In those early days, Dr Tsuo rolled up his sleeves and trained the engineers himself, working 70-hour weeks. Motech Solar’s first sales coup came in 2001, when a German company responding to a government green initiative placed a large order. In 2004 it began developing solar inverters, which convert the DC output of PV modules into AC current, and in 2010 the division became a full-service solar solution provider. After Mr Cheng passed away, Dr Tsuo accepted a three-year term (expiring in June 2013) as Chairman of Motech Industries.

Dr Tsuo is clearly proud of his achievements: ‘Since my arrival, the number of employees has increased from less than 100 to over 4,000, the company now has factories overseas – mainland China, the US and Japan – and Motech became a listed public company in 2003.’ Taiwan has very few natural resources, and Dr Tsuo is proud that Motech takes advantage of the island’s best asset: its highly skilled, young workforce. ‘We have been blessed with great employees,’ he observes. ‘[They are] the driving force behind Motech’s success.’

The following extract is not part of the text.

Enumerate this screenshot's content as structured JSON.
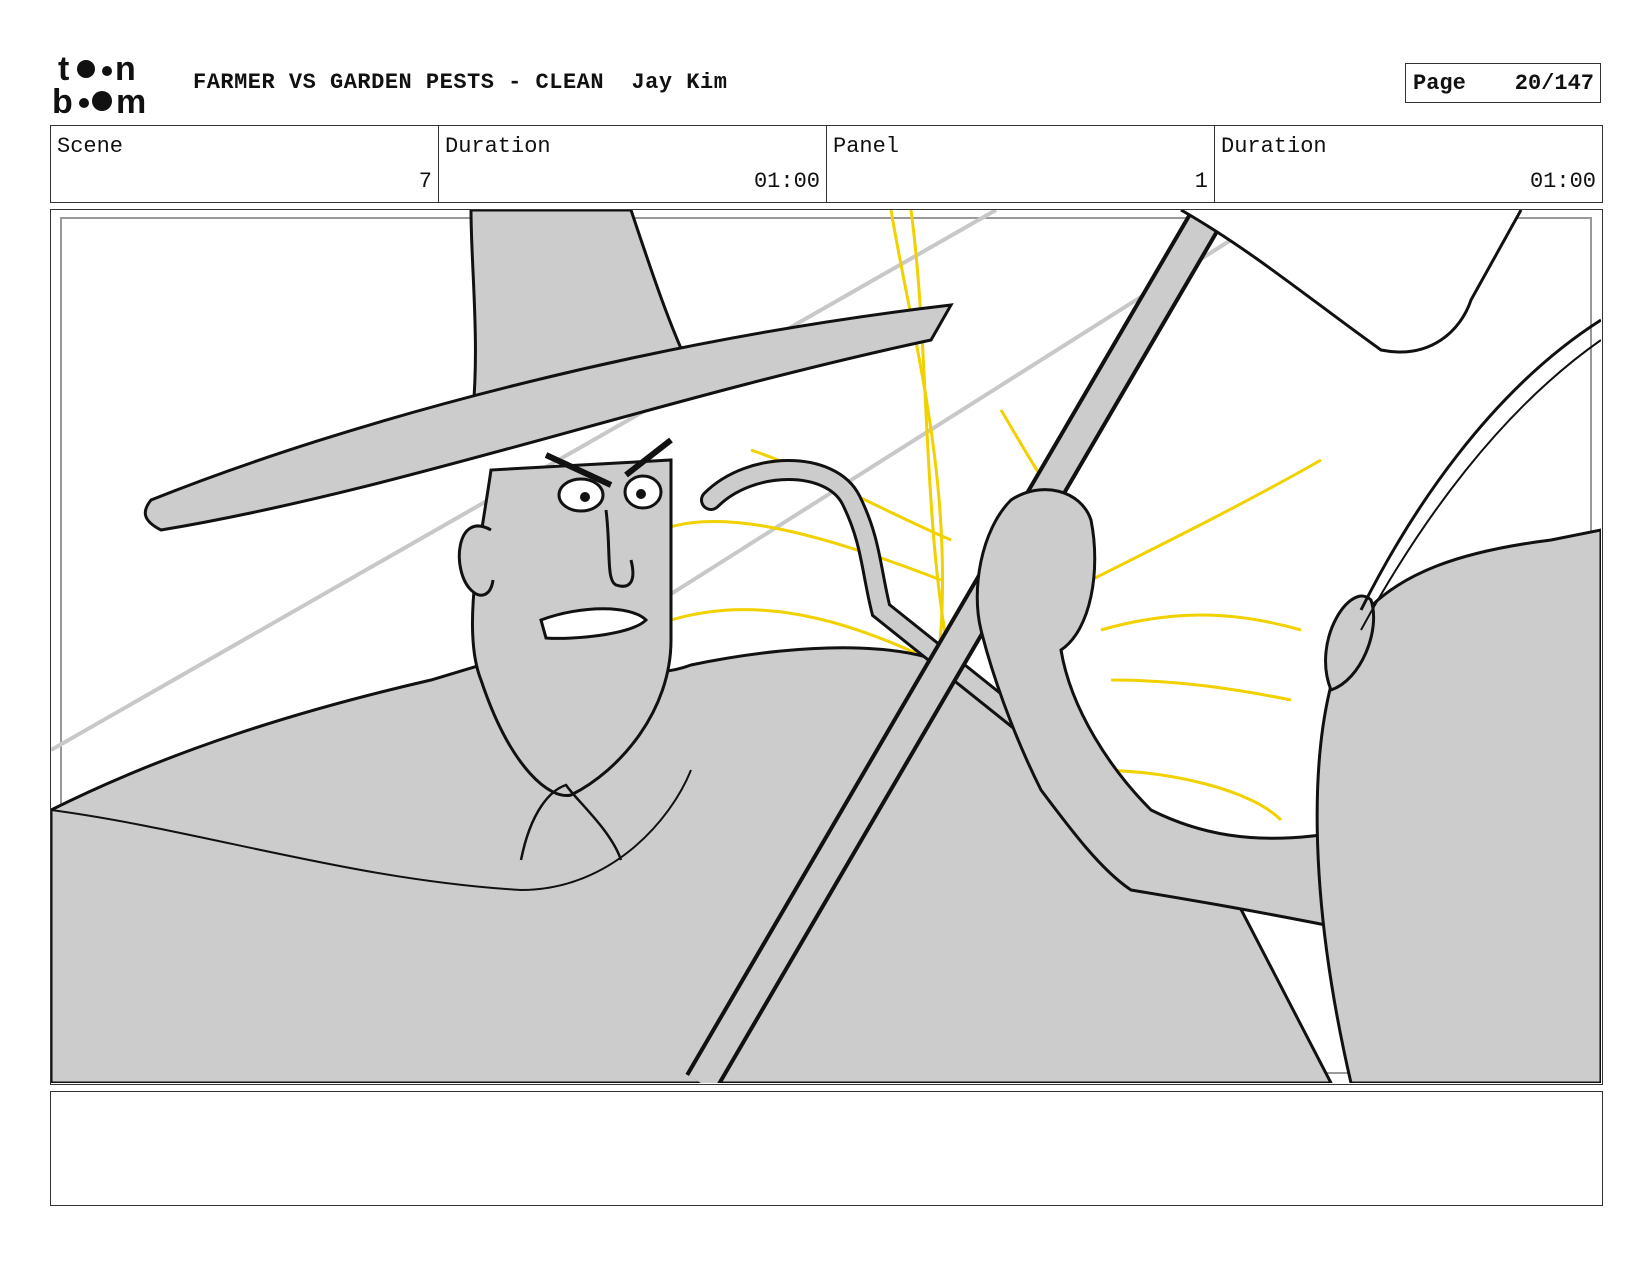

As global warming and climate change continue to be a major concern for nations around the world, Dr Tsuo plans to continue to reduce the cost of solar PV power as much as possible. ‘I believe the price of crystalline silicon solar PV modules can be less than $0.85/watt-peak, with a selling price of less than $1/watt-peak. But we are a long way from that.’ He is realistic about the implications of the financial crisis: ‘I believe the solar PV industry will go through some tough times and industry consolidations. I want to see Motech coming out of this period as one of the major players.’

He continues: ‘I would like to see Motech become one of the top five PV manufacturing companies in the world, while building a strong corporate culture of caring for the well-being of our employees and of the society we live in. I would like to see Motech be the leader in developing innovative products for the solar industry.’

Although Taiwan is the second largest manufacturer of PV solar cells, over 99 per cent of them are exported, and so Dr Tsuo wants the Taiwanese government to ‘do more to promote renewable energy.’ More generally, he believes that ‘Taiwan should be allowed to join international institutions such as the UN and the World Bank – after all, the country is one of the top 15 economic entities in the world.’